添付イベントの識別子を返す RegisterRoutedEvent メソッドは、非添付ルーティング イベントの登録に使われるのと同じメソッドです。 添付と非添付どちらのルーティング イベントも、一元化された内部ストアに登録されます。 このイベント ストアの実装により、"インターフェイスとしてのイベント" という概念が可能になります。これについては、「ルーティング イベントの概要」をご覧ください。

非添付ルーティング イベントをサポートするために使われる CLR イベント "ラッパー" とは異なり、添付イベント アクセサー メソッドは、UIElement または ContentElement から派生していないクラスで実装できます。 このようなことができるのは、添付イベントのバッキング コードが、渡された UIElement インスタンスで UIElement.AddHandlerUIElement.RemoveHandler メソッドを呼び出すためです。 これに対し、非添付ルーティング イベントの CLR ラッパーは、それらのメソッドを所有クラスで直接呼び出すので、そのクラスは UIElement から派生する必要があります。

WPF 添付イベントを発生させる

添付イベントを発生させるプロセスは、実質的に、非添付ルーティング イベントの場合と同じです。

通常、それらのイベントは一般的な "サービス" 概念モデルに従っているため、WPF で定義された既存の添付イベントをコードで発生させる必要はありません。 そのモデルでは、InputManager などのサービス クラスが、WPF で定義された添付イベントを発生させます。

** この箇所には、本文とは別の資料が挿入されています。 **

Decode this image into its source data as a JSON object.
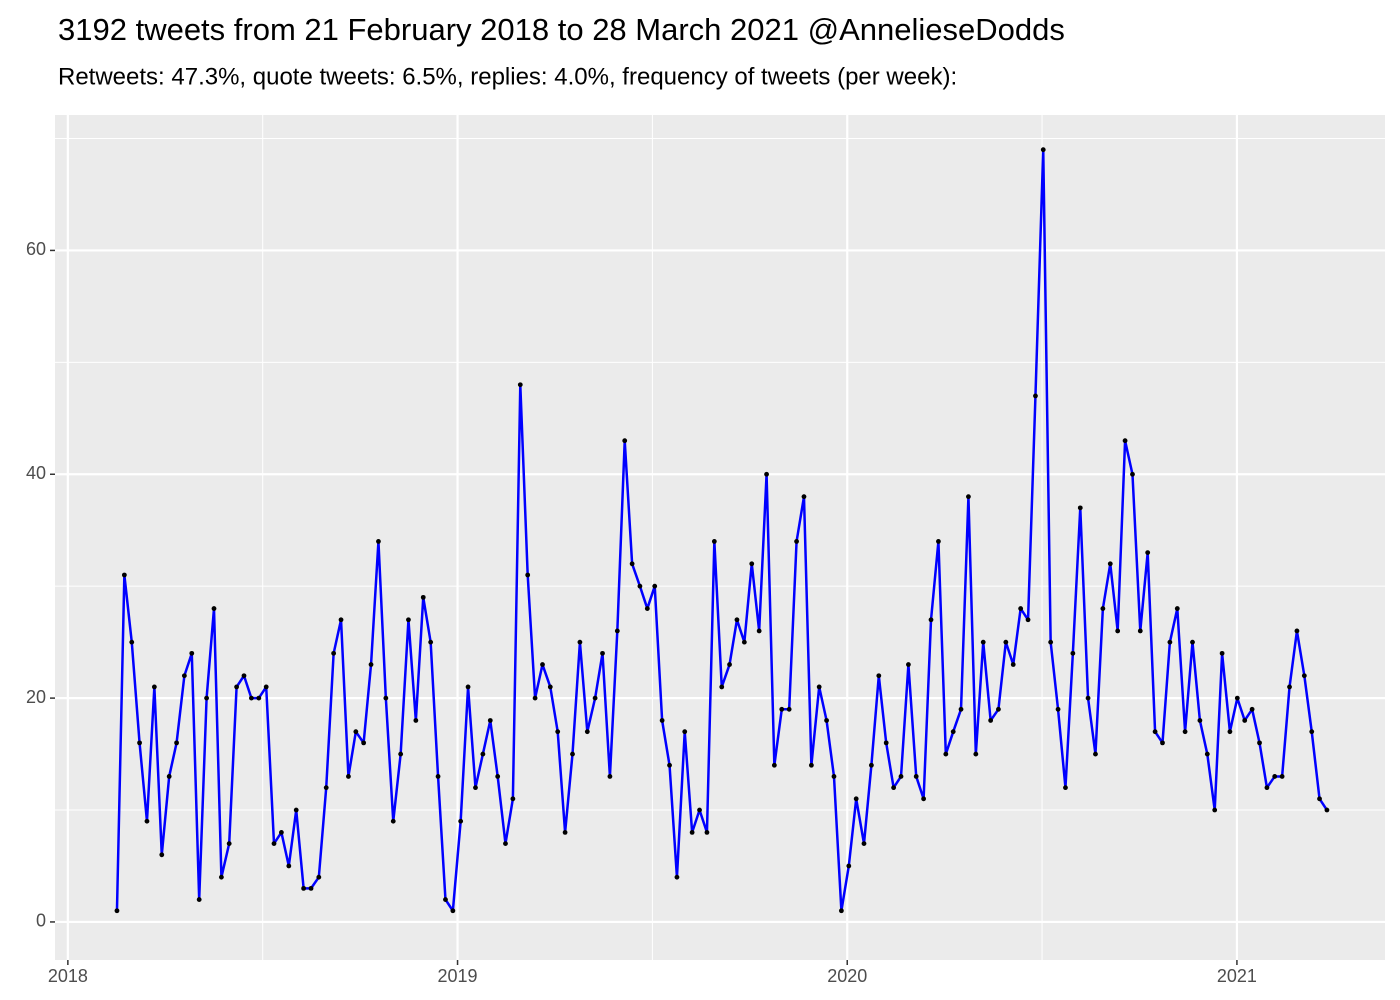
{
  "chart_data": {
    "type": "line",
    "title": "3192 tweets from 21 February 2018 to 28 March 2021 @AnnelieseDodds",
    "subtitle": "Retweets: 47.3%, quote tweets: 6.5%, replies: 4.0%, frequency of tweets (per week):",
    "x": [
      2018.126,
      2018.145,
      2018.164,
      2018.184,
      2018.203,
      2018.222,
      2018.241,
      2018.26,
      2018.279,
      2018.299,
      2018.318,
      2018.337,
      2018.356,
      2018.375,
      2018.394,
      2018.414,
      2018.433,
      2018.452,
      2018.471,
      2018.49,
      2018.509,
      2018.529,
      2018.548,
      2018.567,
      2018.586,
      2018.605,
      2018.624,
      2018.644,
      2018.663,
      2018.682,
      2018.701,
      2018.72,
      2018.739,
      2018.759,
      2018.778,
      2018.797,
      2018.816,
      2018.835,
      2018.854,
      2018.874,
      2018.893,
      2018.912,
      2018.931,
      2018.95,
      2018.969,
      2018.988,
      2019.008,
      2019.027,
      2019.046,
      2019.065,
      2019.084,
      2019.103,
      2019.123,
      2019.142,
      2019.161,
      2019.18,
      2019.199,
      2019.218,
      2019.238,
      2019.257,
      2019.276,
      2019.295,
      2019.314,
      2019.333,
      2019.353,
      2019.372,
      2019.391,
      2019.41,
      2019.429,
      2019.448,
      2019.468,
      2019.487,
      2019.506,
      2019.525,
      2019.544,
      2019.563,
      2019.583,
      2019.602,
      2019.621,
      2019.64,
      2019.659,
      2019.678,
      2019.698,
      2019.717,
      2019.736,
      2019.755,
      2019.774,
      2019.793,
      2019.813,
      2019.832,
      2019.851,
      2019.87,
      2019.889,
      2019.908,
      2019.928,
      2019.947,
      2019.966,
      2019.985,
      2020.004,
      2020.023,
      2020.043,
      2020.062,
      2020.081,
      2020.1,
      2020.119,
      2020.138,
      2020.157,
      2020.177,
      2020.196,
      2020.215,
      2020.234,
      2020.253,
      2020.272,
      2020.292,
      2020.311,
      2020.33,
      2020.349,
      2020.368,
      2020.388,
      2020.407,
      2020.426,
      2020.445,
      2020.464,
      2020.483,
      2020.503,
      2020.522,
      2020.541,
      2020.56,
      2020.579,
      2020.598,
      2020.618,
      2020.637,
      2020.656,
      2020.675,
      2020.694,
      2020.713,
      2020.732,
      2020.752,
      2020.771,
      2020.79,
      2020.809,
      2020.828,
      2020.847,
      2020.867,
      2020.886,
      2020.905,
      2020.924,
      2020.943,
      2020.962,
      2020.982,
      2021.001,
      2021.02,
      2021.039,
      2021.058,
      2021.077,
      2021.097,
      2021.116,
      2021.135,
      2021.154,
      2021.173,
      2021.192,
      2021.212,
      2021.231
    ],
    "series": [
      {
        "color": "#0000ff",
        "point_color": "#000000",
        "values": [
          1,
          31,
          25,
          16,
          9,
          21,
          6,
          13,
          16,
          22,
          24,
          2,
          20,
          28,
          4,
          7,
          21,
          22,
          20,
          20,
          21,
          7,
          8,
          5,
          10,
          3,
          3,
          4,
          12,
          24,
          27,
          13,
          17,
          16,
          23,
          34,
          20,
          9,
          15,
          27,
          18,
          29,
          25,
          13,
          2,
          1,
          9,
          21,
          12,
          15,
          18,
          13,
          7,
          11,
          48,
          31,
          20,
          23,
          21,
          17,
          8,
          15,
          25,
          17,
          20,
          24,
          13,
          26,
          43,
          32,
          30,
          28,
          30,
          18,
          14,
          4,
          17,
          8,
          10,
          8,
          34,
          21,
          23,
          27,
          25,
          32,
          26,
          40,
          14,
          19,
          19,
          34,
          38,
          14,
          21,
          18,
          13,
          1,
          5,
          11,
          7,
          14,
          22,
          16,
          12,
          13,
          23,
          13,
          11,
          27,
          34,
          15,
          17,
          19,
          38,
          15,
          25,
          18,
          19,
          25,
          23,
          28,
          27,
          47,
          69,
          25,
          19,
          12,
          24,
          37,
          20,
          15,
          28,
          32,
          26,
          43,
          40,
          26,
          33,
          17,
          16,
          25,
          28,
          17,
          25,
          18,
          15,
          10,
          24,
          17,
          20,
          18,
          19,
          16,
          12,
          13,
          13,
          21,
          26,
          22,
          17,
          11,
          10
        ]
      }
    ],
    "xlim": [
      2017.967,
      2021.38
    ],
    "ylim": [
      -3.4,
      72.1
    ],
    "xticks": [
      2018,
      2019,
      2020,
      2021
    ],
    "yticks": [
      0,
      20,
      40,
      60
    ],
    "grid": true
  }
}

ルーティング イベントの基になる添付イベントの WPF モデルを使ってカスタム添付イベントを定義するときは、UIElement.RaiseEvent メソッドを使って、任意の UIElement または ContentElement で添付イベントを発生させます。 ルーティング イベントを発生させるときは、添付であってもなくても、要素ツリー内の要素をイベント ソースとして指定する必要があります。 その後、そのソースが RaiseEvent の呼び出し元として報告されます。 たとえば、aquarium1AquariumFilter.Clean 添付ルーティング イベントを発生させるには、次のようにします。

aquarium1.RaiseEvent(new RoutedEventArgs(AquariumFilter.CleanEvent));
aquarium1.[RaiseEvent](New RoutedEventArgs(AquariumFilter.CleanEvent))

前の例では、aquarium1 がイベント ソースです。